Testing and Validation: Conducted thorough testing of the deployed model using Postman, validating its functionality and ensuring its readiness for real-world application.

Project Structure

The project is organized into several directories and files, each serving a specific purpose in the development, deployment, and documentation of the machine learning model.

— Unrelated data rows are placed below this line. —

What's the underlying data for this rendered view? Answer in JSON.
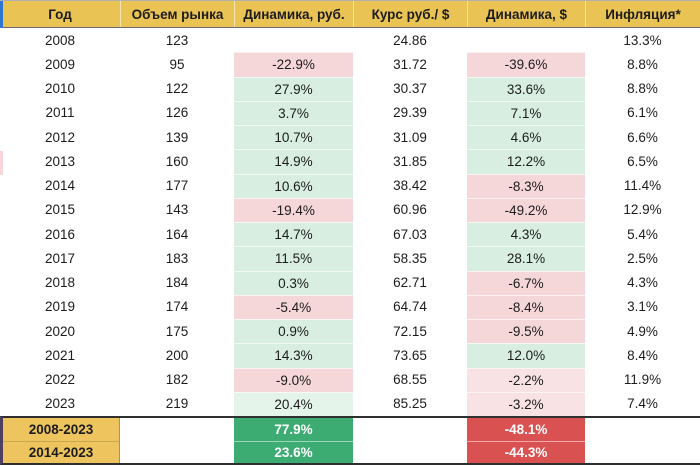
{
  "table": {
    "columns": [
      {
        "key": "year",
        "label": "Год"
      },
      {
        "key": "volume",
        "label": "Объем рынка"
      },
      {
        "key": "dyn_rub",
        "label": "Динамика, руб."
      },
      {
        "key": "rate",
        "label": "Курс руб./ $"
      },
      {
        "key": "dyn_usd",
        "label": "Динамика, $"
      },
      {
        "key": "inflation",
        "label": "Инфляция*"
      }
    ],
    "rows": [
      {
        "year": "2008",
        "volume": "123",
        "dyn_rub": "",
        "dyn_rub_tone": "none",
        "rate": "24.86",
        "dyn_usd": "",
        "dyn_usd_tone": "none",
        "inflation": "13.3%"
      },
      {
        "year": "2009",
        "volume": "95",
        "dyn_rub": "-22.9%",
        "dyn_rub_tone": "neg",
        "rate": "31.72",
        "dyn_usd": "-39.6%",
        "dyn_usd_tone": "neg",
        "inflation": "8.8%"
      },
      {
        "year": "2010",
        "volume": "122",
        "dyn_rub": "27.9%",
        "dyn_rub_tone": "pos",
        "rate": "30.37",
        "dyn_usd": "33.6%",
        "dyn_usd_tone": "pos",
        "inflation": "8.8%"
      },
      {
        "year": "2011",
        "volume": "126",
        "dyn_rub": "3.7%",
        "dyn_rub_tone": "pos",
        "rate": "29.39",
        "dyn_usd": "7.1%",
        "dyn_usd_tone": "pos",
        "inflation": "6.1%"
      },
      {
        "year": "2012",
        "volume": "139",
        "dyn_rub": "10.7%",
        "dyn_rub_tone": "pos",
        "rate": "31.09",
        "dyn_usd": "4.6%",
        "dyn_usd_tone": "pos",
        "inflation": "6.6%"
      },
      {
        "year": "2013",
        "volume": "160",
        "dyn_rub": "14.9%",
        "dyn_rub_tone": "pos",
        "rate": "31.85",
        "dyn_usd": "12.2%",
        "dyn_usd_tone": "pos",
        "inflation": "6.5%"
      },
      {
        "year": "2014",
        "volume": "177",
        "dyn_rub": "10.6%",
        "dyn_rub_tone": "pos",
        "rate": "38.42",
        "dyn_usd": "-8.3%",
        "dyn_usd_tone": "neg",
        "inflation": "11.4%"
      },
      {
        "year": "2015",
        "volume": "143",
        "dyn_rub": "-19.4%",
        "dyn_rub_tone": "neg",
        "rate": "60.96",
        "dyn_usd": "-49.2%",
        "dyn_usd_tone": "neg",
        "inflation": "12.9%"
      },
      {
        "year": "2016",
        "volume": "164",
        "dyn_rub": "14.7%",
        "dyn_rub_tone": "pos",
        "rate": "67.03",
        "dyn_usd": "4.3%",
        "dyn_usd_tone": "pos",
        "inflation": "5.4%"
      },
      {
        "year": "2017",
        "volume": "183",
        "dyn_rub": "11.5%",
        "dyn_rub_tone": "pos",
        "rate": "58.35",
        "dyn_usd": "28.1%",
        "dyn_usd_tone": "pos",
        "inflation": "2.5%"
      },
      {
        "year": "2018",
        "volume": "184",
        "dyn_rub": "0.3%",
        "dyn_rub_tone": "pos",
        "rate": "62.71",
        "dyn_usd": "-6.7%",
        "dyn_usd_tone": "neg",
        "inflation": "4.3%"
      },
      {
        "year": "2019",
        "volume": "174",
        "dyn_rub": "-5.4%",
        "dyn_rub_tone": "neg",
        "rate": "64.74",
        "dyn_usd": "-8.4%",
        "dyn_usd_tone": "neg",
        "inflation": "3.1%"
      },
      {
        "year": "2020",
        "volume": "175",
        "dyn_rub": "0.9%",
        "dyn_rub_tone": "pos",
        "rate": "72.15",
        "dyn_usd": "-9.5%",
        "dyn_usd_tone": "neg",
        "inflation": "4.9%"
      },
      {
        "year": "2021",
        "volume": "200",
        "dyn_rub": "14.3%",
        "dyn_rub_tone": "pos",
        "rate": "73.65",
        "dyn_usd": "12.0%",
        "dyn_usd_tone": "pos",
        "inflation": "8.4%"
      },
      {
        "year": "2022",
        "volume": "182",
        "dyn_rub": "-9.0%",
        "dyn_rub_tone": "neg",
        "rate": "68.55",
        "dyn_usd": "-2.2%",
        "dyn_usd_tone": "neg_light",
        "inflation": "11.9%"
      },
      {
        "year": "2023",
        "volume": "219",
        "dyn_rub": "20.4%",
        "dyn_rub_tone": "pos_light",
        "rate": "85.25",
        "dyn_usd": "-3.2%",
        "dyn_usd_tone": "neg_light",
        "inflation": "7.4%"
      }
    ],
    "totals": [
      {
        "period": "2008-2023",
        "dyn_rub": "77.9%",
        "dyn_usd": "-48.1%"
      },
      {
        "period": "2014-2023",
        "dyn_rub": "23.6%",
        "dyn_usd": "-44.3%"
      }
    ]
  },
  "colors": {
    "header_bg": "#EAC355",
    "gold": "#EDC45E",
    "pos": "#D7EEE1",
    "pos_light": "#E5F4EB",
    "neg": "#F5D6D9",
    "neg_light": "#F9E2E4",
    "total_green": "#3CAC72",
    "total_red": "#D95151",
    "blue_strip": "#2F76D2"
  }
}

Below is an overview of the project structure and the contents of each component:

Medical-Appointment-No-Show-Prediction
├── data/
│ ├── input/ # Raw data files.
│ ├── processed/ # Data files that have been cleaned and preprocessed.
│ ├── output/ # Output data files, including model predictions.
│ ├── features/ # Contains the important features used for filtering the data.
│ └── hyperparameters/ # Contains the best hyperparameters obtained from Hyperopt tuning.
├── src/
│ ├── data_loader.py # Script for loading and preprocessing data.
│ ├── preprocessing.py # Script containing data preprocessing functions.
│ ├── feature_engineering.py # Script for feature engineering tasks.
│ ├── modeling.py # Contains model training, evaluation, and prediction scripts.
│ ├── train.py # Main script for training the model.
│ ├── predict.py # Script for making predictions using the trained model.
│ ├── requirements.txt # Lists the Python dependencies required for the project.
│ └── snowflake_creds.py # Contains credentials for Snowflake database access.
├── model/ # Trained model files and artifacts.
├── deployment_assets/ # Files and scripts used for deploying the model.
├── Snowflake_assets/ # Original data file for database creation and SQL queries for exploratory analysis.
├── Project Notebook.ipynb # Jupyter notebook detailing the model development process.
├── Project Documentation.pdf # Comprehensive documentation of the project.
├── Model Deployment.ipynb # Jupyter notebook detailing the model deployment process.

Usage

Clone the Repository

Clone the project repository to local machine.

git clone https://github.com/TimKong21/Medical-Appointment-No-Show-Prediction.git
cd Medical-Appointment-No-Show-Prediction

Set Up a Virtual Environment

Create and activate a virtual environment to manage the project's dependencies.
```
# Create a virtual environment
python -m venv env
```
Activate the virtual environment.
```
# On Windows
env\Scripts\activate

# On MacOS/Linux
source env/bin/activate
```
Install Dependencies

Install the required Python dependencies.
```
pip install -r src/requirements.txt
```
Model Training

Train the model and make predictions.
```
cd src
python train.py
python predict.py
```
Model Deployment

For deploying the model to AWS SageMaker and setting up the necessary AWS services for model invocation and API exposure, follow step 1 to step 6 on Model Deployment.ipynb. This notebook provides detailed steps for deploying the model to AWS SageMaker, creating an AWS Lambda function, and configuring an Amazon API Gateway to expose the model as a RESTful service.
Testing and Validating with POSTMAN

After deployment, follow step 7 on Model Deployment.ipynb to test and validate the model's functionality using POSTMAN. This involves sending requests to the deployed model's API endpoint and verifying the responses to ensure the model operates as expected.

For a comprehensive understanding of the project, refer to:

Project Notebook.ipynb for detail model development process.
Model Deployment.ipynb for detail model deployment process.
Project Documentation.pdf for comprehensive project documentation.